Sex God Adam Levine is on the September cover of Out magazine, a mainstream gay publication that is able to get heterosexual men to pose on the cover.

In the issue, Adam fesses up about being a male slut, why American Idol sucks, what it was like to have a gay brother, and why he’s okay with people speculating about his sexuality.

Adam Levine half naked

It’s no secret that I love Adam Levine, but I also love a man who is very comfortable with his sexuality. Unless we all have eye sight problems, we are able to recognize when one person is good looking and when another is not. When guys claim that they “don’t know!” if another guy is ugly or attractive, that never sits well with me. I can’t be with anyone who makes borderline homophobic comments because he wants to prove how straight he is. Levine’s not like that.
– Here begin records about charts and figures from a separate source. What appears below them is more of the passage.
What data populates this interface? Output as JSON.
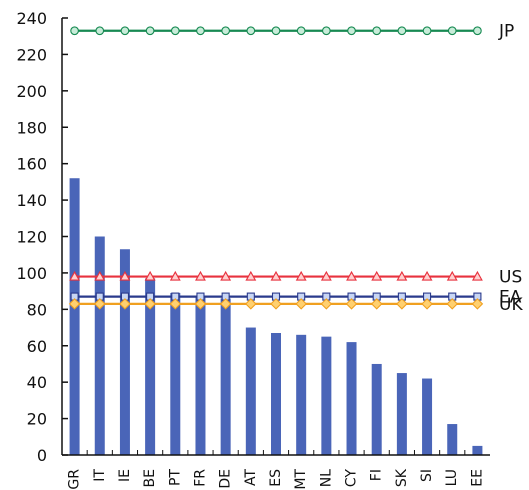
{
  "chart_data": {
    "type": "bar",
    "categories": [
      "GR",
      "IT",
      "IE",
      "BE",
      "PT",
      "FR",
      "DE",
      "AT",
      "ES",
      "MT",
      "NL",
      "CY",
      "FI",
      "SK",
      "SI",
      "LU",
      "EE"
    ],
    "bar_series": {
      "values": [
        152,
        120,
        113,
        97,
        89,
        87,
        86,
        70,
        67,
        66,
        65,
        62,
        50,
        45,
        42,
        17,
        5
      ],
      "color": "#4a65b8"
    },
    "reference_lines": [
      {
        "name": "JP",
        "value": 233,
        "color": "#178a52",
        "marker": "circle",
        "marker_fill": "#c8ecd9"
      },
      {
        "name": "US",
        "value": 98,
        "color": "#e8323e",
        "marker": "triangle",
        "marker_fill": "#ffd0d0"
      },
      {
        "name": "EA",
        "value": 87,
        "color": "#2a3a8c",
        "marker": "square",
        "marker_fill": "#c8d6f4"
      },
      {
        "name": "UK",
        "value": 83,
        "color": "#f0a020",
        "marker": "diamond",
        "marker_fill": "#ffd070"
      }
    ],
    "ylim": [
      0,
      240
    ],
    "yticks": [
      0,
      20,
      40,
      60,
      80,
      100,
      120,
      140,
      160,
      180,
      200,
      220,
      240
    ],
    "title": "",
    "xlabel": "",
    "ylabel": "",
    "grid": false,
    "legend": "line-end labels at right"
  }
}
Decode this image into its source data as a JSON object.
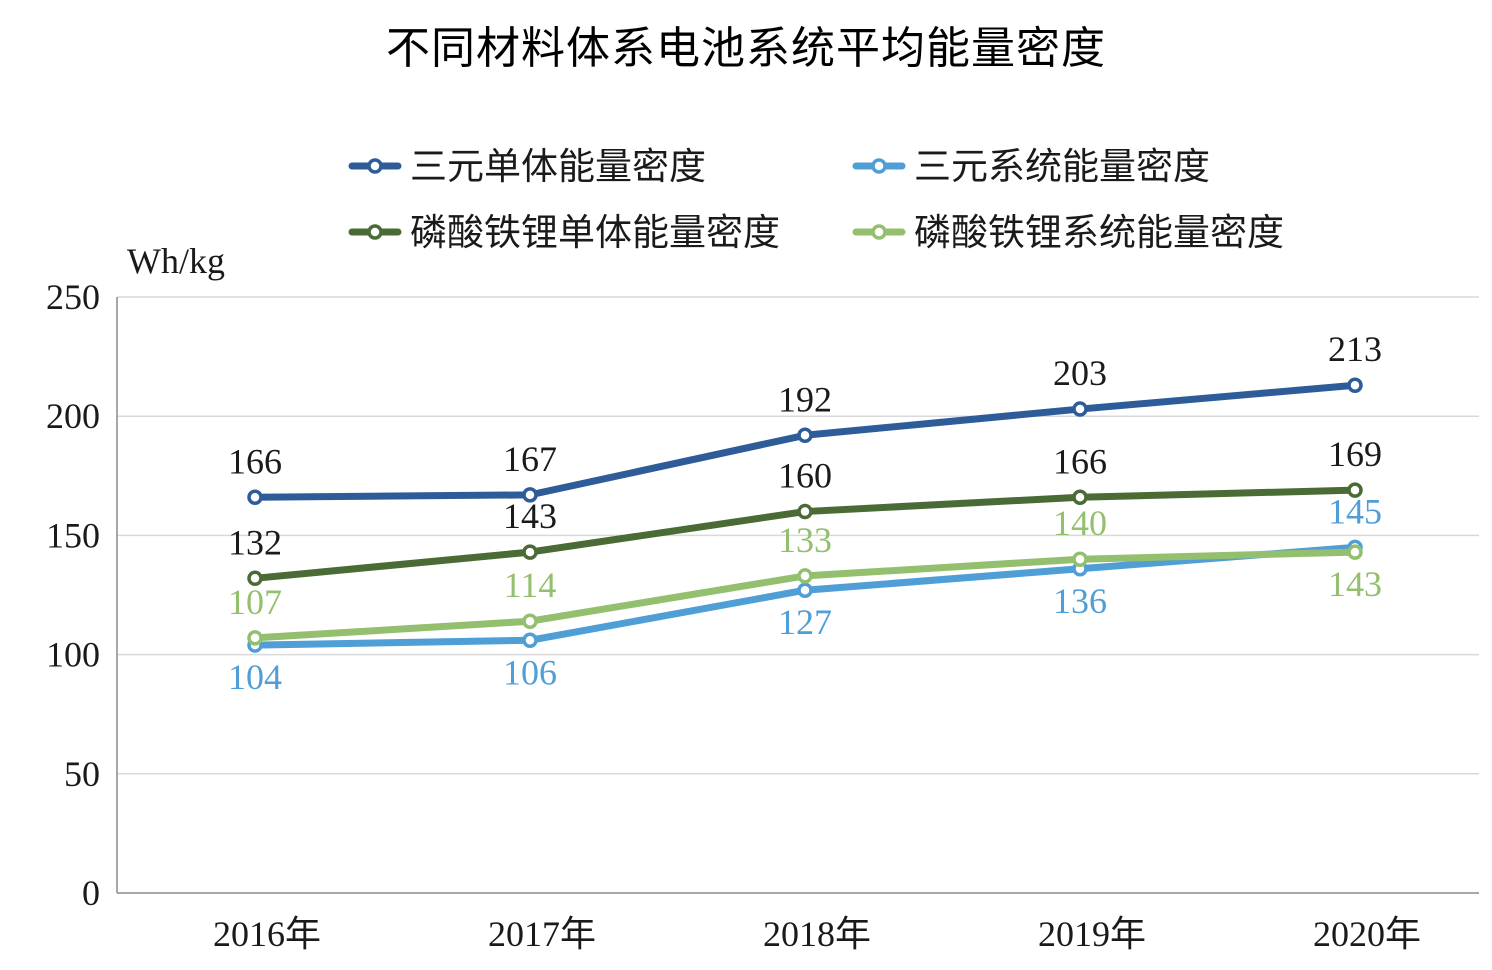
{
  "chart_data": {
    "type": "line",
    "title": "不同材料体系电池系统平均能量密度",
    "ylabel": "Wh/kg",
    "xlabel": "",
    "categories": [
      "2016年",
      "2017年",
      "2018年",
      "2019年",
      "2020年"
    ],
    "ylim": [
      0,
      250
    ],
    "yticks": [
      0,
      50,
      100,
      150,
      200,
      250
    ],
    "grid": true,
    "legend_position": "top",
    "series": [
      {
        "name": "三元单体能量密度",
        "values": [
          166,
          167,
          192,
          203,
          213
        ],
        "color": "#2E5C99",
        "label_color": "#1a1a1a",
        "label_pos": "above"
      },
      {
        "name": "三元系统能量密度",
        "values": [
          104,
          106,
          127,
          136,
          145
        ],
        "color": "#4F9ED6",
        "label_color": "#4F9ED6",
        "label_pos": [
          "below",
          "below",
          "below",
          "below",
          "above"
        ]
      },
      {
        "name": "磷酸铁锂单体能量密度",
        "values": [
          132,
          143,
          160,
          166,
          169
        ],
        "color": "#4A6B35",
        "label_color": "#1a1a1a",
        "label_pos": "above"
      },
      {
        "name": "磷酸铁锂系统能量密度",
        "values": [
          107,
          114,
          133,
          140,
          143
        ],
        "color": "#93BF6E",
        "label_color": "#93BF6E",
        "label_pos": [
          "above",
          "above",
          "above",
          "above",
          "below"
        ]
      }
    ]
  }
}
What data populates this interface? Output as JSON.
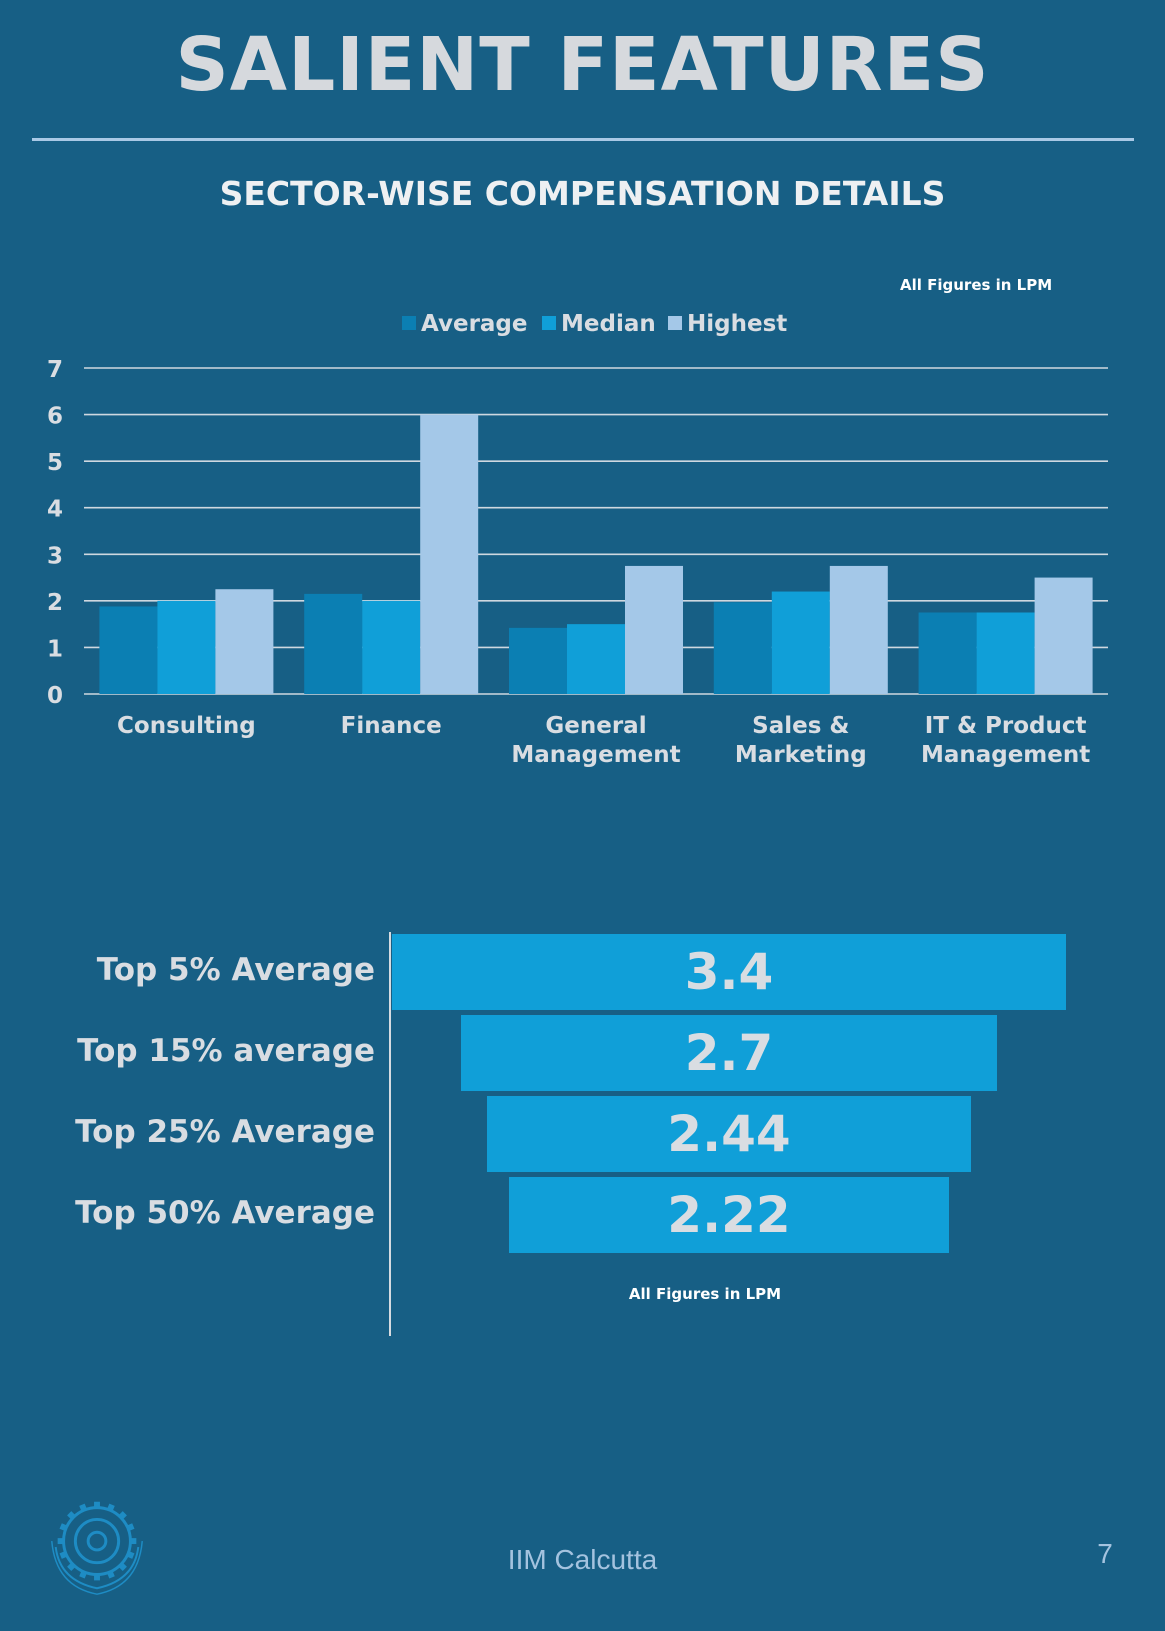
{
  "page": {
    "title": "SALIENT FEATURES",
    "section_title": "SECTOR-WISE COMPENSATION DETAILS",
    "footer_text": "IIM Calcutta",
    "page_number": "7"
  },
  "colors": {
    "background": "#175f85",
    "average": "#0b7fb3",
    "median": "#109fd8",
    "highest": "#a4c8e8",
    "gridline": "#cfd8e0"
  },
  "chart_data": [
    {
      "type": "bar",
      "note": "All Figures in LPM",
      "categories": [
        "Consulting",
        "Finance",
        "General Management",
        "Sales & Marketing",
        "IT & Product Management"
      ],
      "category_lines": [
        [
          "Consulting"
        ],
        [
          "Finance"
        ],
        [
          "General",
          "Management"
        ],
        [
          "Sales &",
          "Marketing"
        ],
        [
          "IT & Product",
          "Management"
        ]
      ],
      "series": [
        {
          "name": "Average",
          "values": [
            1.88,
            2.15,
            1.42,
            1.97,
            1.75
          ]
        },
        {
          "name": "Median",
          "values": [
            2.0,
            2.0,
            1.5,
            2.2,
            1.75
          ]
        },
        {
          "name": "Highest",
          "values": [
            2.25,
            6.0,
            2.75,
            2.75,
            2.5
          ]
        }
      ],
      "ylim": [
        0,
        7
      ],
      "yticks": [
        0,
        1,
        2,
        3,
        4,
        5,
        6,
        7
      ],
      "grid": true,
      "legend_position": "top"
    },
    {
      "type": "bar",
      "orientation": "horizontal-funnel",
      "note": "All Figures in LPM",
      "categories": [
        "Top 5% Average",
        "Top 15% average",
        "Top 25% Average",
        "Top 50% Average"
      ],
      "values": [
        3.4,
        2.7,
        2.44,
        2.22
      ],
      "value_labels": [
        "3.4",
        "2.7",
        "2.44",
        "2.22"
      ]
    }
  ],
  "logo": {
    "text_top": "INDIAN INSTITUTE OF MANAGEMENT",
    "text_bottom": "CALCUTTA"
  }
}
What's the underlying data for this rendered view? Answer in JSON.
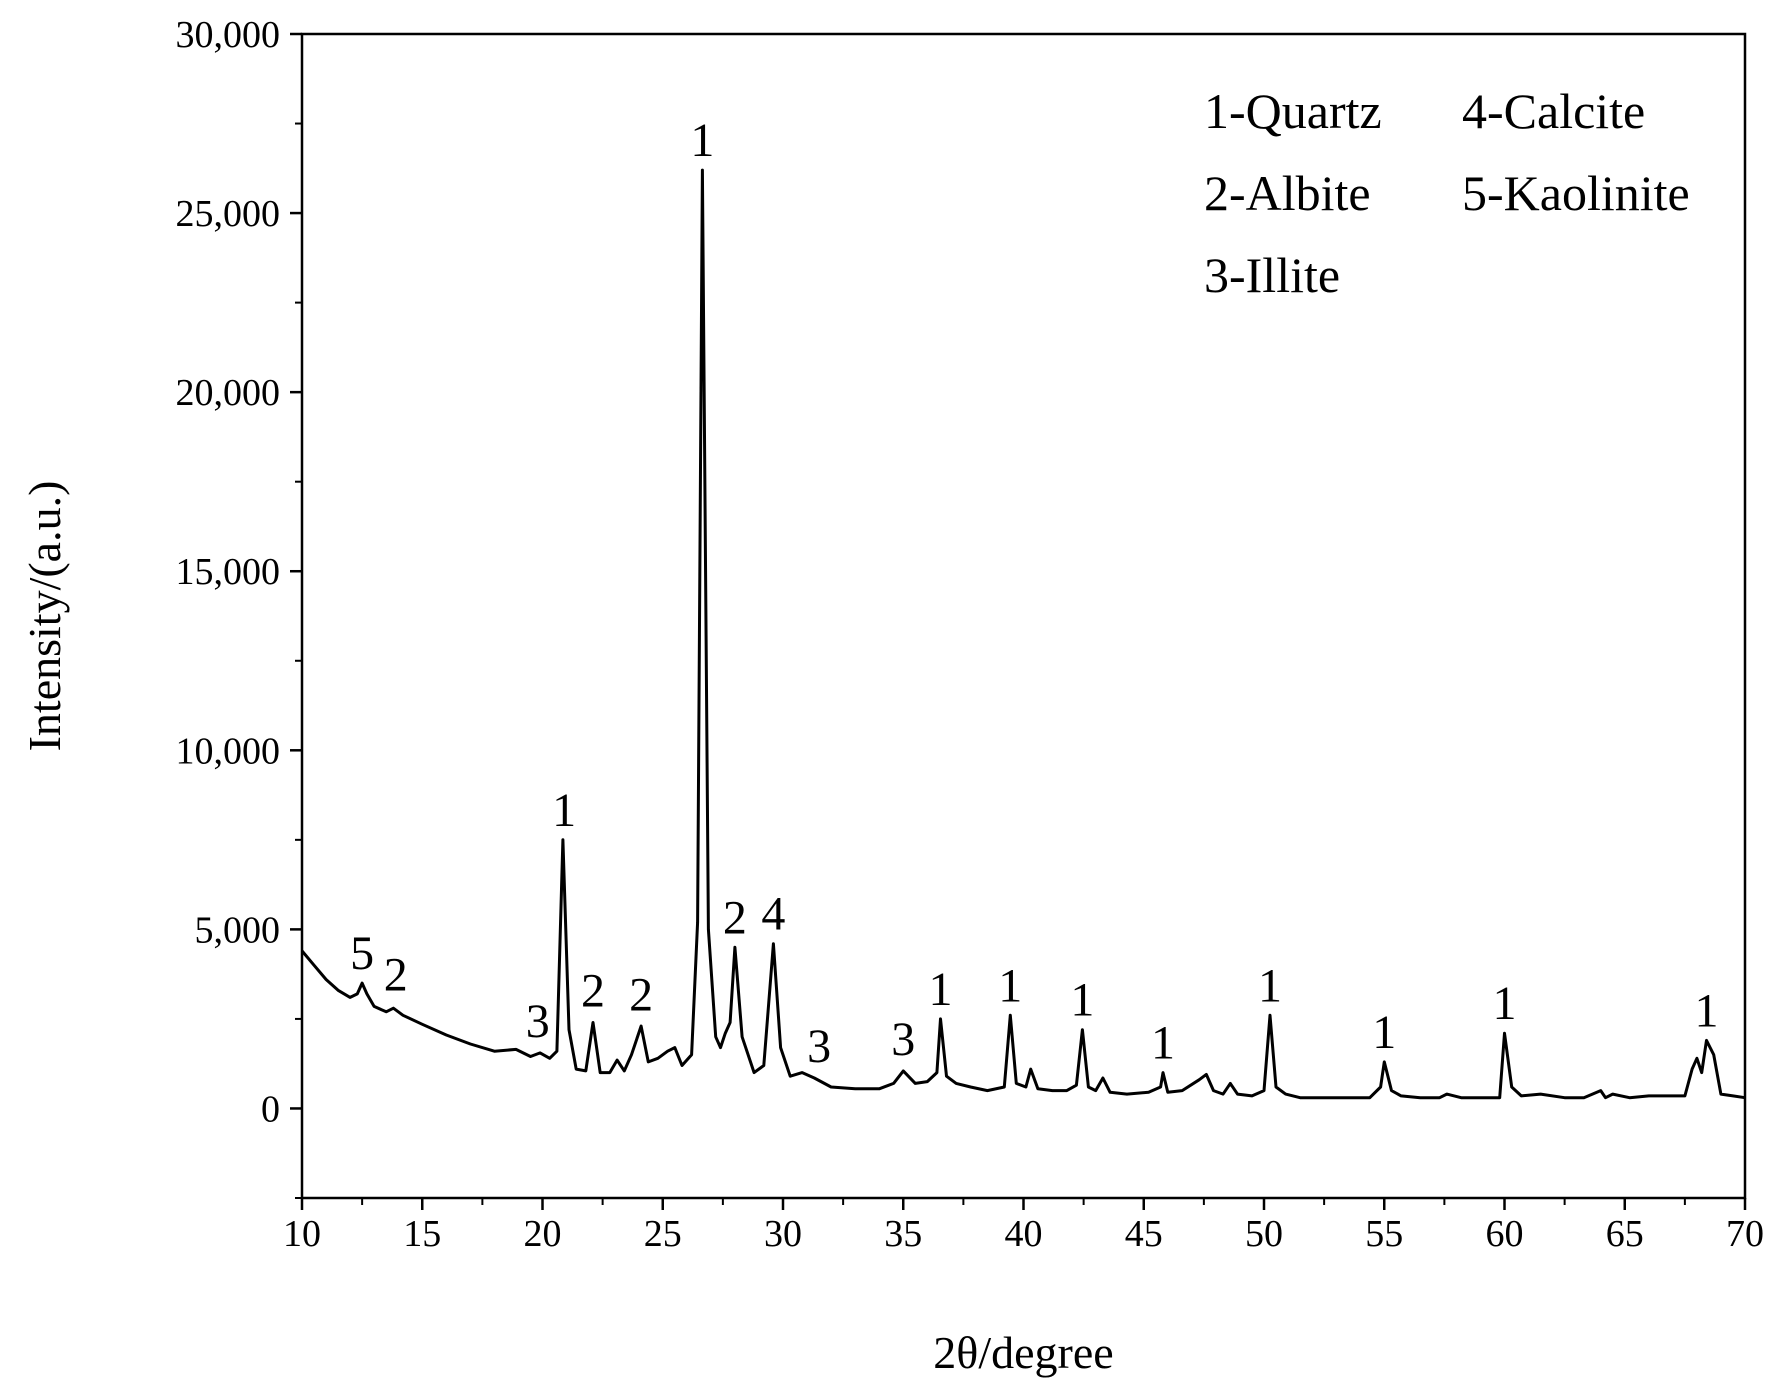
{
  "chart_data": {
    "type": "line",
    "title": "",
    "xlabel": "2θ/degree",
    "ylabel": "Intensity/(a.u.)",
    "xlim": [
      10,
      70
    ],
    "ylim": [
      -2500,
      30000
    ],
    "x_ticks": [
      10,
      15,
      20,
      25,
      30,
      35,
      40,
      45,
      50,
      55,
      60,
      65,
      70
    ],
    "x_tick_labels": [
      "10",
      "15",
      "20",
      "25",
      "30",
      "35",
      "40",
      "45",
      "50",
      "55",
      "60",
      "65",
      "70"
    ],
    "y_ticks": [
      0,
      5000,
      10000,
      15000,
      20000,
      25000,
      30000
    ],
    "y_tick_labels": [
      "0",
      "5,000",
      "10,000",
      "15,000",
      "20,000",
      "25,000",
      "30,000"
    ],
    "grid": false,
    "legend_position": "top-right",
    "legend": [
      "1-Quartz",
      "4-Calcite",
      "2-Albite",
      "5-Kaolinite",
      "3-Illite"
    ],
    "series": [
      {
        "color": "#000000",
        "x": [
          10,
          10.5,
          11,
          11.5,
          12,
          12.3,
          12.5,
          12.7,
          13,
          13.5,
          13.8,
          14.2,
          15,
          16,
          17,
          18,
          18.9,
          19.5,
          19.9,
          20.3,
          20.6,
          20.85,
          21.1,
          21.4,
          21.8,
          22.1,
          22.4,
          22.8,
          23.1,
          23.4,
          23.7,
          24.1,
          24.4,
          24.8,
          25.2,
          25.5,
          25.8,
          26.2,
          26.45,
          26.65,
          26.9,
          27.2,
          27.4,
          27.6,
          27.8,
          28.0,
          28.3,
          28.8,
          29.2,
          29.6,
          29.9,
          30.3,
          30.8,
          31.3,
          32,
          33,
          34,
          34.6,
          35.0,
          35.5,
          36.0,
          36.4,
          36.55,
          36.8,
          37.2,
          37.8,
          38.5,
          39.2,
          39.45,
          39.7,
          40.1,
          40.3,
          40.6,
          41.2,
          41.8,
          42.2,
          42.45,
          42.7,
          43.0,
          43.3,
          43.6,
          44.3,
          45.2,
          45.7,
          45.8,
          46.0,
          46.6,
          47.3,
          47.6,
          47.9,
          48.3,
          48.6,
          48.9,
          49.5,
          50.0,
          50.25,
          50.5,
          50.9,
          51.5,
          52.5,
          53.5,
          54.4,
          54.85,
          55.0,
          55.3,
          55.7,
          56.5,
          57.3,
          57.6,
          58.2,
          59.0,
          59.8,
          60.0,
          60.3,
          60.7,
          61.5,
          62.5,
          63.3,
          64.0,
          64.2,
          64.5,
          65.2,
          66.0,
          66.8,
          67.5,
          67.8,
          68.0,
          68.2,
          68.4,
          68.7,
          69.0,
          69.5,
          70
        ],
        "values": [
          4400,
          4000,
          3600,
          3300,
          3100,
          3200,
          3500,
          3200,
          2850,
          2700,
          2800,
          2600,
          2350,
          2050,
          1800,
          1600,
          1650,
          1450,
          1550,
          1400,
          1600,
          7500,
          2200,
          1100,
          1050,
          2400,
          1000,
          1000,
          1350,
          1050,
          1500,
          2300,
          1300,
          1400,
          1600,
          1700,
          1200,
          1500,
          5200,
          26200,
          5000,
          2000,
          1700,
          2100,
          2400,
          4500,
          2000,
          1000,
          1200,
          4600,
          1700,
          900,
          1000,
          850,
          600,
          550,
          550,
          700,
          1050,
          700,
          750,
          1000,
          2500,
          900,
          700,
          600,
          500,
          600,
          2600,
          700,
          600,
          1100,
          550,
          500,
          500,
          650,
          2200,
          600,
          500,
          850,
          450,
          400,
          450,
          600,
          1000,
          450,
          500,
          800,
          950,
          500,
          400,
          700,
          400,
          350,
          500,
          2600,
          600,
          400,
          300,
          300,
          300,
          300,
          600,
          1300,
          500,
          350,
          300,
          300,
          400,
          300,
          300,
          300,
          2100,
          600,
          350,
          400,
          300,
          300,
          500,
          300,
          400,
          300,
          350,
          350,
          350,
          1100,
          1400,
          1000,
          1900,
          1500,
          400,
          350,
          300
        ]
      }
    ],
    "annotations": [
      {
        "text": "5",
        "x": 12.5,
        "y": 3500
      },
      {
        "text": "2",
        "x": 13.9,
        "y": 2900
      },
      {
        "text": "3",
        "x": 19.8,
        "y": 1600
      },
      {
        "text": "1",
        "x": 20.9,
        "y": 7500
      },
      {
        "text": "2",
        "x": 22.1,
        "y": 2450
      },
      {
        "text": "2",
        "x": 24.1,
        "y": 2350
      },
      {
        "text": "1",
        "x": 26.65,
        "y": 26200
      },
      {
        "text": "2",
        "x": 28.0,
        "y": 4500
      },
      {
        "text": "4",
        "x": 29.6,
        "y": 4600
      },
      {
        "text": "3",
        "x": 31.5,
        "y": 900
      },
      {
        "text": "3",
        "x": 35.0,
        "y": 1100
      },
      {
        "text": "1",
        "x": 36.55,
        "y": 2500
      },
      {
        "text": "1",
        "x": 39.45,
        "y": 2600
      },
      {
        "text": "1",
        "x": 42.45,
        "y": 2200
      },
      {
        "text": "1",
        "x": 45.8,
        "y": 1000
      },
      {
        "text": "1",
        "x": 50.25,
        "y": 2600
      },
      {
        "text": "1",
        "x": 55.0,
        "y": 1300
      },
      {
        "text": "1",
        "x": 60.0,
        "y": 2100
      },
      {
        "text": "1",
        "x": 68.4,
        "y": 1900
      }
    ]
  }
}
“I’m extremely comfortable in my sexuality, so I can think, Oh, that’s a good-looking dude. Acknowledging that someone’s attractive and wanting to fuck a dude are two different things.” That’s right honey! Tell me more.

“There’s no way to hide my straightness, but if people didn’t think there was a small chance I was gay, then I wouldn’t be doing my job very well. Look at the best ones, guys whose sexuality was always questioned. Bowie. Jagger. Freddie Mercury. I wouldn’t be the front man of a band if that question hadn’t come up at some point.”

Snaps!

On being a man whore: “With a lot of guys who are hypersexual, it comes from some sort of disdain or dislike — they’re guys who love getting laid but don’t really respect women. That doesn’t mean that I haven’t been totally promiscuous and slutty in my lifetime, because I have.”

On homophobia and racism: “When the ‘F word’ and the ‘N word’ are equally taboo, when you can’t just walk around saying that word — which you can, to be brutally honest — that’ll be when it’s really real. Homophobia and racism are very different and have a very different history behind them.

 

On The Voice: That show’s become a part of me. Being in a position where you can help these people out and — of course I get paid, and of course it’s good for my career as well. But there’s a lot of real talent, and it makes me excited to know I’m part of that.”

On what he’s learned from The Voice: “Doing the show has made me realize my own shortcomings. It’s made me want to improve upon them. Your personality is under the microscope. I’ve always had a slight chip on my shoulder about the fact that people might perceive me a certain way without really knowing my character. That maybe I was just kind of a bimbo. I wanted to show them, Hey, look, I can play. I’ve got a brain, and I’m not a total idiot. I wanted to set the record straight, I guess.”

On his career:  “I used to have a very set idea of what I wanted to accomplish — I want to be like the Police, or I want to be like that guy. But when I turned 30, I thought to myself, My career’s going to be its own thing, something that other people will aspire to, hopefully. I don’t want to have anybody else’s trajectory. It took a long time to figure it out, because anything less than being this person, as far as the way I’m perceived in the world, would have been unsatisfactory. Now I’ve kind of come into my own.”